И поет мне в Поташне гармонь...

Вот ты, оказывается, какая - с перламутровыми клавишами и потертыми от времени мехами!.
Вот ты, оказывается, какая - с перламутровыми клавишами и потертыми от времени мехами!.. Ну что, знаменитая вятская гармоника, выручай: помогай хозяину да хозяйке рассказывать самую горькую и самую благородную повесть на свете.

Самую горькую потому, что неласковой оказалась судьба, а точнее, родина, к крестьянско-хуторским детям.

А самую благородную потому, что любовь сберегла их в суровом мире.

Жалуйся, жалуйся, старая гармоника, - я умею слушать исповеди.

Начинать можешь со Столыпина.

Да, натворил дел на стыке двух минувших веков великий реформатор, задумав облагодетельствовать трудолюбивых хлебопашцев и наделив хуторами-отрубами. Воодушевленные его идеей, двинулись тогда на далекую Витебщину сотни переселенцев, готовых поднимать тамошние неудобицы. В том числе и переселенцы из Латвии.

И не чаял, увы, Петр Аркадьевич, что, вместо похвалы и всяческого радения, запишут "подопечных" его в шпионы и "враги народа".

Новая власть запишет, именующая себя самой справедливой на свете. А как народ может самому себе стать врагом, одной этой власти и было ведомо.

В 1930 году подкатили к хате Владимира Ивановича Лепина и его жены Марии Михеевны шумные люди на подводах. Раскулачивать крепко стоящего на земле и даже торгующего в магазине деревни Горовадка Лепина как латыша по национальности и самого что ни на есть мироеда Городокского района. Невзирая на то, что успел он полностью обелоруситься, даже в жены взял местную девушку Маню.

А куда лежит путь раскулаченного мироеда? Ясное дело: куда здравомыслящий Макар ни своих, ни чужих телят не погонит. В Пермскую область, значит, на шахту станции Губаха.

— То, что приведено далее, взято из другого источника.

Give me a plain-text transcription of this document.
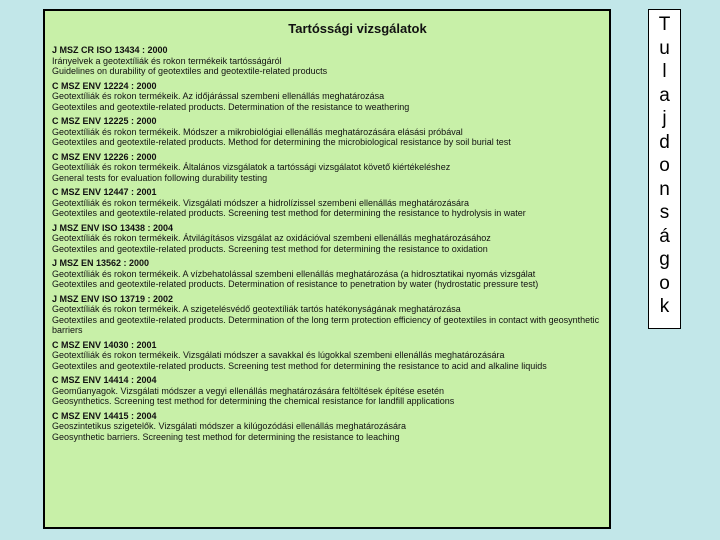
Tartóssági vizsgálatok
J MSZ CR ISO 13434 : 2000
Irányelvek a geotextíliák és rokon termékeik tartósságáról
Guidelines on durability of geotextiles and geotextile-related products
C MSZ ENV 12224 : 2000
Geotextíliák és rokon termékeik. Az időjárással szembeni ellenállás meghatározása
Geotextiles and geotextile-related products. Determination of the resistance to weathering
C MSZ ENV 12225 : 2000
Geotextíliák és rokon termékeik. Módszer a mikrobiológiai ellenállás meghatározására elásási próbával
Geotextiles and geotextile-related products. Method for determining the microbiological resistance by soil burial test
C MSZ ENV 12226 : 2000
Geotextíliák és rokon termékeik. Általános vizsgálatok a tartóssági vizsgálatot követő kiértékeléshez
General tests for evaluation following durability testing
C MSZ ENV 12447 : 2001
Geotextíliák és rokon termékeik. Vizsgálati módszer a hidrolízissel szembeni ellenállás meghatározására
Geotextiles and geotextile-related products. Screening test method for determining the resistance to hydrolysis in water
J MSZ ENV ISO 13438 : 2004
Geotextíliák és rokon termékeik. Átvilágításos vizsgálat az oxidációval szembeni ellenállás meghatározásához
Geotextiles and geotextile-related products. Screening test method for determining the resistance to oxidation
J MSZ EN 13562 : 2000
Geotextíliák és rokon termékeik. A vízbehatolással szembeni ellenállás meghatározása (a hidrosztatikai nyomás vizsgálat
Geotextiles and geotextile-related products. Determination of resistance to penetration by water (hydrostatic pressure test)
J MSZ ENV ISO 13719 : 2002
Geotextíliák és rokon termékeik. A szigetelésvédő geotextíliák tartós hatékonyságának meghatározása
Geotextiles and geotextile-related products. Determination of the long term protection efficiency of geotextiles in contact with geosynthetic barriers
C MSZ ENV 14030 : 2001
Geotextíliák és rokon termékeik. Vizsgálati módszer a savakkal és lúgokkal szembeni ellenállás meghatározására
Geotextiles and geotextile-related products. Screening test method for determining the resistance to acid and alkaline liquids
C MSZ ENV 14414 : 2004
Geoműanyagok. Vizsgálati módszer a vegyi ellenállás meghatározására feltöltések építése esetén
Geosynthetics. Screening test method for determining the chemical resistance for landfill applications
C MSZ ENV 14415 : 2004
Geoszintetikus szigetelők. Vizsgálati módszer a kilúgozódási ellenállás meghatározására
Geosynthetic barriers. Screening test method for determining the resistance to leaching
T
u
l
a
j
d
o
n
s
á
g
o
k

Маленькой Эльвире, когда это случилось, лишь два годочка стукнуло. И память ее первого исхода из теплого родового гнезда, естественно, не сохранила. Тем более что они с матерью умудрились остаться у деревенской родни. Зато она помнит другое. Привычный-то к мозолям папаша и на угольной шахте не растерялся, стал ударно выполнять норму. И даже, в очередной раз поверив гуманным заверениям власти, стал звать в далекие края жену с дочкой. Мол, приезжайте - жизнь и здесь налаживается, уже бараки начали строить.

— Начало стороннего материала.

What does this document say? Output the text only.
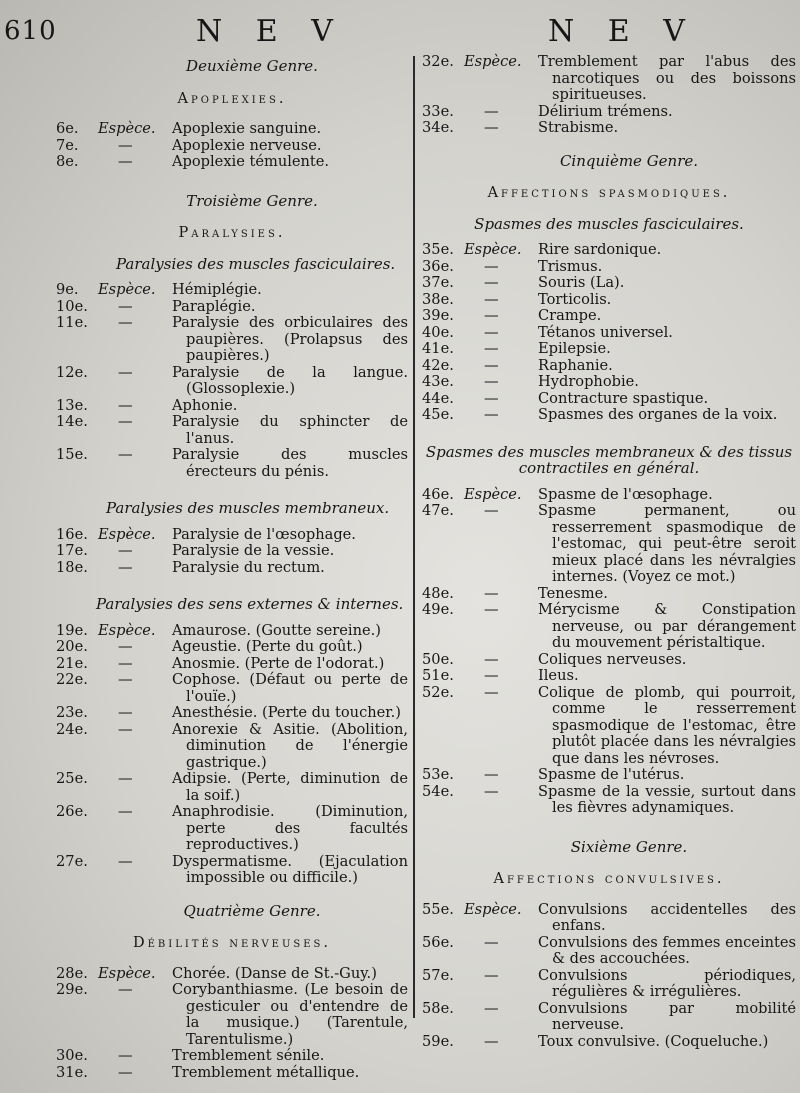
610	N E V	N E V
Deuxième Genre.
Apoplexies.
6e.	Espèce.	Apoplexie sanguine.
7e.	—	Apoplexie nerveuse.
8e.	—	Apoplexie témulente.
Troisième Genre.
Paralysies.
Paralysies des muscles fasciculaires.
9e.	Espèce.	Hémiplégie.
10e.	—	Paraplégie.
11e.	—	Paralysie des orbiculaires des paupières. (Prolapsus des paupières.)
12e.	—	Paralysie de la langue. (Glossoplexie.)
13e.	—	Aphonie.
14e.	—	Paralysie du sphincter de l'anus.
15e.	—	Paralysie des muscles érecteurs du pénis.
Paralysies des muscles membraneux.
16e. Espèce.	Paralysie de l'œsophage.
17e.	—	Paralysie de la vessie.
18e.	—	Paralysie du rectum.
Paralysies des sens externes & internes.
19e. Espèce.	Amaurose. (Goutte sereine.)
20e.	—	Ageustie. (Perte du goût.)
21e.	—	Anosmie. (Perte de l'odorat.)
22e.	—	Cophose. (Défaut ou perte de l'ouïe.)
23e.	—	Anesthésie. (Perte du toucher.)
24e.	—	Anorexie & Asitie. (Abolition, diminution de l'énergie gastrique.)
25e.	—	Adipsie. (Perte, diminution de la soif.)
26e.	—	Anaphrodisie. (Diminution, perte des facultés reproductives.)
27e.	—	Dyspermatisme. (Ejaculation impossible ou difficile.)
Quatrième Genre.
Débilités nerveuses.
28e. Espèce.	Chorée. (Danse de St.-Guy.)
29e.	—	Corybanthiasme. (Le besoin de gesticuler ou d'entendre de la musique.) (Tarentule, Tarentulisme.)
30e.	—	Tremblement sénile.
31e.	—	Tremblement métallique.
32e. Espèce.	Tremblement par l'abus des narcotiques ou des boissons spiritueuses.
33e.	—	Délirium trémens.
34e.	—	Strabisme.
Cinquième Genre.
Affections spasmodiques.
Spasmes des muscles fasciculaires.
35e. Espèce.	Rire sardonique.
36e.	—	Trismus.
37e.	—	Souris (La).
38e.	—	Torticolis.
39e.	—	Crampe.
40e.	—	Tétanos universel.
41e.	—	Epilepsie.
42e.	—	Raphanie.
43e.	—	Hydrophobie.
44e.	—	Contracture spastique.
45e.	—	Spasmes des organes de la voix.
Spasmes des muscles membraneux & des tissus contractiles en général.
46e. Espèce.	Spasme de l'œsophage.
47e.	—	Spasme permanent, ou resserrement spasmodique de l'estomac, qui peut-être seroit mieux placé dans les névralgies internes. (Voyez ce mot.)
48e.	—	Tenesme.
49e.	—	Mérycisme & Constipation nerveuse, ou par dérangement du mouvement péristaltique.
50e.	—	Coliques nerveuses.
51e.	—	Ileus.
52e.	—	Colique de plomb, qui pourroit, comme le resserrement spasmodique de l'estomac, être plutôt placée dans les névralgies que dans les névroses.
53e.	—	Spasme de l'utérus.
54e.	—	Spasme de la vessie, surtout dans les fièvres adynamiques.
Sixième Genre.
Affections convulsives.
55e. Espèce.	Convulsions accidentelles des enfans.
56e.	—	Convulsions des femmes enceintes & des accouchées.
57e.	—	Convulsions périodiques, régulières & irrégulières.
58e.	—	Convulsions par mobilité nerveuse.
59e.	—	Toux convulsive. (Coqueluche.)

И что вы думаете, двинулась в неблизкий свет Мария Михеевна с дочкой Эльвирой. Как самая настоящая декабристка. На работу устроилась, даже сына Гену решилась на радость мужу родить. На станции Губаха маленькая Эльвира пошла в первый класс, потом во второй.

Но злопамятной, почище мачехи, оказалась новая власть. И через семь лет во второй раз выдернула из нормальной жизни Владимира Лепина. Подчистую, с корнями, чтоб и следа не осталось от "латышско-столыпинского шпиона". Взяли его под расстрел прямо с шахты. Эльвира с братом Геной даже не успели попрощаться с отцом.

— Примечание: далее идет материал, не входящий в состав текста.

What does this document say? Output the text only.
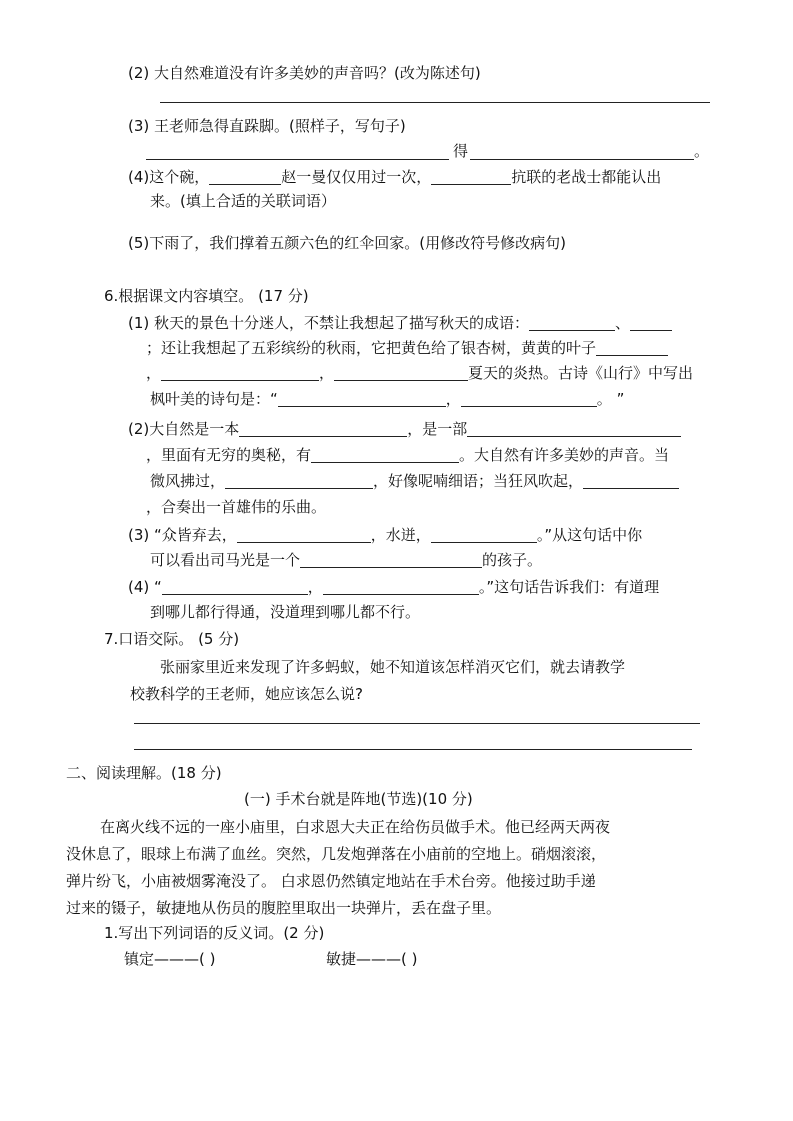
(2) 大自然难道没有许多美妙的声音吗？(改为陈述句)
(3) 王老师急得直跺脚。(照样子，写句子)
得	。
(4)这个碗，	赵一曼仅仅用过一次，	抗联的老战士都能认出
来。(填上合适的关联词语）
(5)下雨了，我们撑着五颜六色的红伞回家。(用修改符号修改病句)
6.根据课文内容填空。 (17 分)
(1) 秋天的景色十分迷人，不禁让我想起了描写秋天的成语：	、
；还让我想起了五彩缤纷的秋雨，它把黄色给了银杏树，黄黄的叶子
，	，	夏天的炎热。古诗《山行》中写出
枫叶美的诗句是：“	，	。 ”
(2)大自然是一本	，是一部
，里面有无穷的奥秘，有	。大自然有许多美妙的声音。当
微风拂过，	，好像呢喃细语；当狂风吹起，
，合奏出一首雄伟的乐曲。
(3) “众皆弃去，	，水迸，	。”从这句话中你
可以看出司马光是一个	的孩子。
(4) “	，	。”这句话告诉我们：有道理
到哪儿都行得通，没道理到哪儿都不行。
7.口语交际。 (5 分)
张丽家里近来发现了许多蚂蚁，她不知道该怎样消灭它们，就去请教学
校教科学的王老师，她应该怎么说?
二、阅读理解。(18 分)
(一) 手术台就是阵地(节选)(10 分)
在离火线不远的一座小庙里，白求恩大夫正在给伤员做手术。他已经两天两夜
没休息了，眼球上布满了血丝。突然，几发炮弹落在小庙前的空地上。硝烟滚滚，
弹片纷飞，小庙被烟雾淹没了。 白求恩仍然镇定地站在手术台旁。他接过助手递
过来的镊子，敏捷地从伤员的腹腔里取出一块弹片，丢在盘子里。
1.写出下列词语的反义词。(2 分)
镇定———( )	敏捷———( )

А глухой февральской ночью 1938-го пришли за Марией Михеевной.

Эльвира Владимировна, которой шел тогда десятый год, во всех деталях помнит ту ночь

: - Сначала пришли к соседям Мусницким, жившим за стенкой в бараке. Через дощатые перегородки нам все хорошо было слышно. Тут мама и меня стала будить: "Эльвира, проснись, сейчас за мной придут". Только сказала: тук-тук в дверь. "Вы Лепина Мария?" - "Я". - "Вы арестованы". Она оделась, стала нас одевать. Сколько денег в доме было, завязала в ситцевый платочек. А потом рубашку мне подняла и привязала на поясницу. И шепчет: "Вас будут вызывать на комиссию, отправлять в детдом, так ты никому-никому не говори, что у тебя денежки привязаны". Уже на пороге попросила соседскую девочку, Ватю Мусницкую, у которой отца взяли, чтобы дала телеграмму в Белоруссию.

Очень не хотела, чтобы дети в детдом попали.

Марию Лепину приговорили к десяти годам лагерей.

Четырнадцатилетняя Ватя (вообще-то она была Валентиной, но так ласково звали ее домашние) оказалась барышней смышленой - соседскую просьбу в точности исполнила. И даже больше, чем в точности, но об этом я расскажу чуть ниже.

Так получили горькую весточку из Губахи в далекой деревне Поташне, где у Марии Михеевны оставалось много сестер и старенькая мать.

Деревенская родня судила-рядила недолго: надо ехать за детьми. В дорогу выбралась тетя Марфуша, родная сестра Марии. Инвалид, хромая на одну ногу, она преодолела тысячи километров и застала сирот буквально перед отправкой в приют. Послушаем снова рассказ Эльвиры Владимировны

: - Мы с Геной с утра побывали на комиссии, где нас раздели и осмотрели. Но денег, к счастью, не нашли. А к вечеру и тетя Марфуша появилась в бараке. И сразу же явились они. Не знаю, кто, но, видно, те, кому положено являться. У мамы ж хозяйство было: две козы и швейная машинка. И тетя Марфуша стала их просить: берите все, и вещи, и коз, а машинку девочке в память о маме оставьте. Как сейчас помню, как она их в грудки толкает, а они ее. Она - их, они - ее. Так ручную машинку и не отдали.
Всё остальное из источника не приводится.